Öznellik, kuşkusuz felsefenin üzerinde en çok tartıştığı kavramlardan bir tanesi. Rönesans’ın ortaya çıkışı, Descartes’ın düşünceyi ön plana koyan ve insanın düşünce faaliyetini değerli kabul eden anlayışı modern felsefenin temellerini düşünme eylemine endekslemeyi başarmıştır. Kartezyen ve analitik düşünmenin değerli kabul edildiği şu günlerde modern felsefenin en değerli sorularından bir tanesi, tek bir soruya verilen cevapların farklılık göstermesinin sebebinin ne olduğudur.
Tek bir soruya verilen cevaplar farklılık gösterebilir.
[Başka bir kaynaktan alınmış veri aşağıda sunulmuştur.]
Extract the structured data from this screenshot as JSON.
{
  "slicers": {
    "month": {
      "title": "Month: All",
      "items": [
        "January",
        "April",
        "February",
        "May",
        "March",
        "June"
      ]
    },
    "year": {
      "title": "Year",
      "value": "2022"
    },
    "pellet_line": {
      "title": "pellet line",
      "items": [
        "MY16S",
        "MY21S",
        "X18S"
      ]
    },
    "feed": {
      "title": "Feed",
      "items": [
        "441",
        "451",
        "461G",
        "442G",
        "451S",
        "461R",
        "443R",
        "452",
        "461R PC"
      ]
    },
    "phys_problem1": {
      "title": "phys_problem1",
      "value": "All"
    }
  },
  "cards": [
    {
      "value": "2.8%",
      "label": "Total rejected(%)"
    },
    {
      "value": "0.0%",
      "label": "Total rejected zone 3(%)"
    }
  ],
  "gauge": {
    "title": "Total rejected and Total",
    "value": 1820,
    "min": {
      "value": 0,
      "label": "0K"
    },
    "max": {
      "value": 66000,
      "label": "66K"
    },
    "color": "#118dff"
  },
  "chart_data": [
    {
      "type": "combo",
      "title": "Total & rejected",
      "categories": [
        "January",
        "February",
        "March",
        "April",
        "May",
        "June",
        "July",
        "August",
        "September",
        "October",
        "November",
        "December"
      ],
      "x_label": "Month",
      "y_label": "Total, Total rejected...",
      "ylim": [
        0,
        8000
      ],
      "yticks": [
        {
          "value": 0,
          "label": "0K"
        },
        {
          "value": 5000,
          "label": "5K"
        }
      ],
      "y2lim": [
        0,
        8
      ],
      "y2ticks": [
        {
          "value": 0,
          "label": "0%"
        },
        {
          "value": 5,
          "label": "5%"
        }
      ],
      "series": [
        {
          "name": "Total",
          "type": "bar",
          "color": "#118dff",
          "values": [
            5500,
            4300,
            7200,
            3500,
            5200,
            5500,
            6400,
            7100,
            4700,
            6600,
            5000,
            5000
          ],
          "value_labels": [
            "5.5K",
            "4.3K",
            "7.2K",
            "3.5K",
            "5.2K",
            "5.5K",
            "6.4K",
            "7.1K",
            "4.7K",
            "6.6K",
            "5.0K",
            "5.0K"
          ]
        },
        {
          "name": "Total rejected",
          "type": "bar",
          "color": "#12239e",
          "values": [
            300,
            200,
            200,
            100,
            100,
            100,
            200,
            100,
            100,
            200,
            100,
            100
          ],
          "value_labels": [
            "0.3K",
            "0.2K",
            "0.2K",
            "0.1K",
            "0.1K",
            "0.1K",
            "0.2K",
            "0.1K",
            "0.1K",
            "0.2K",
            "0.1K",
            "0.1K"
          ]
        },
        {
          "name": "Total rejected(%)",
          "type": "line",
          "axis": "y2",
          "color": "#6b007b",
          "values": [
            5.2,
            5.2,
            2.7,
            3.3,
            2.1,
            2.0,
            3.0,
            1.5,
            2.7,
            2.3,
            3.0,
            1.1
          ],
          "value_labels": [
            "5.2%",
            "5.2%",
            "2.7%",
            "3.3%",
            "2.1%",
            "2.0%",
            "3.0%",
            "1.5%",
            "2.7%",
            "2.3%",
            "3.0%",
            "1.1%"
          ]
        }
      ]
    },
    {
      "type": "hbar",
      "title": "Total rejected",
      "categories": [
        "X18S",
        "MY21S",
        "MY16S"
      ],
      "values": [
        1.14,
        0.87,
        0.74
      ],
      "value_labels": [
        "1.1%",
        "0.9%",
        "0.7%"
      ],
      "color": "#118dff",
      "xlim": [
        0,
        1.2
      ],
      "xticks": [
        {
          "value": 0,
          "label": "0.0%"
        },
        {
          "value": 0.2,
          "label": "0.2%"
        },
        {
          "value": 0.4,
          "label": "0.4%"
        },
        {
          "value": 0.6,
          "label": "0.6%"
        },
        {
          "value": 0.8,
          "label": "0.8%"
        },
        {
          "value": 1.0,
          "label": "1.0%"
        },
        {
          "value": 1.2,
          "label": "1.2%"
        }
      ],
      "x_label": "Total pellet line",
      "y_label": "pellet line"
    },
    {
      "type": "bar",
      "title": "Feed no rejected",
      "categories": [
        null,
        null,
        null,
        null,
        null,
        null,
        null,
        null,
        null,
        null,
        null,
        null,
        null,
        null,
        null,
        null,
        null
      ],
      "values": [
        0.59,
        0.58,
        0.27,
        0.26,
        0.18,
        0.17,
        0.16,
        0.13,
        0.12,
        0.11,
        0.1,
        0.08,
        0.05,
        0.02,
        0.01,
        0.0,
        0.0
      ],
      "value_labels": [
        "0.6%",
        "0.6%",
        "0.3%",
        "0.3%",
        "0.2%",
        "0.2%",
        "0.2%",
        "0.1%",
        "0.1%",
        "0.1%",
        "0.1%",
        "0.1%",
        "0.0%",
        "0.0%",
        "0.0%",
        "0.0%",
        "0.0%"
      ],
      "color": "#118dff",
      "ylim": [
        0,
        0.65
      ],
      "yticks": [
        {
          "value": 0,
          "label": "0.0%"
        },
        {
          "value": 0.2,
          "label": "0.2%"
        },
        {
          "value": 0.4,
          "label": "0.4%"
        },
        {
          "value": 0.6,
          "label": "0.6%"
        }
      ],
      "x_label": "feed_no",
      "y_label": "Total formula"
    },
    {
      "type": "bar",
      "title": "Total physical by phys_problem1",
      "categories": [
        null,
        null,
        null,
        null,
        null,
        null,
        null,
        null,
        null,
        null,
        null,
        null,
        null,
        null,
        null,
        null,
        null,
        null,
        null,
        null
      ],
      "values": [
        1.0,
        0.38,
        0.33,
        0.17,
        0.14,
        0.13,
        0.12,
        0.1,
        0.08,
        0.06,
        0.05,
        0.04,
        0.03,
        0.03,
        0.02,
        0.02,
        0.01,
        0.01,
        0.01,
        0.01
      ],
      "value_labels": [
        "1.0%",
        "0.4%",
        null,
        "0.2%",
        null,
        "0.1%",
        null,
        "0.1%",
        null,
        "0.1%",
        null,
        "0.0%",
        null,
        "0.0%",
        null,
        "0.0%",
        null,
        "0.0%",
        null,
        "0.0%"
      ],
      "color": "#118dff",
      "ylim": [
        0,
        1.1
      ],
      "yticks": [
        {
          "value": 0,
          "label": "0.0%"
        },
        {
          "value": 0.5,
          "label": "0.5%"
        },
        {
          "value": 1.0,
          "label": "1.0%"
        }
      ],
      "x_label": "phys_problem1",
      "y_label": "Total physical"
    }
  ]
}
Bunun hem öznede içkin sebepleri vardır, hem de özne dışında, yani aşkın sebepleri vardır. Dilerseniz Leibniz’in Monadlar Felsefesi ışığında bu iki farklı ihtimali inceleyelim.
- Doğru cevap, felsefi düşünceye göre tek değildir. Dünyada birbirinden farklı kavram ve durumların birbirinden farklı gerçeklikleri vardır. Olaylar ve durumlar gerçekliklerini katı ve değişmez birer olgu olarak değil, birbirinden farklı bakış açıları olarak taşırlar. Bireyler ise bu farklı bakış açılarına yerleştikleri ölçüde sorulara birbirinden farklı cevaplar verirler.
- Soru, felsefenin en temel çatışma kavramlarından bir tanesidir. Bir soru, her bireyin algı dünyasında aynı şeyin temsili değildir. Bireyler soruları birbirinden farklı imgelemler geliştirerek birbirlerinden farklı şekillerde anlayabilir. Bir başka ihtimal olarak bireyler, soruları yaklaşık olarak birbirine benzer olarak algılasalar da, zihinlerindeki cevaplar yaşam deneyimleri, bilgi birikimleri ya da çıkarsama biçimleri göz önüne alındığında farklı olabilir.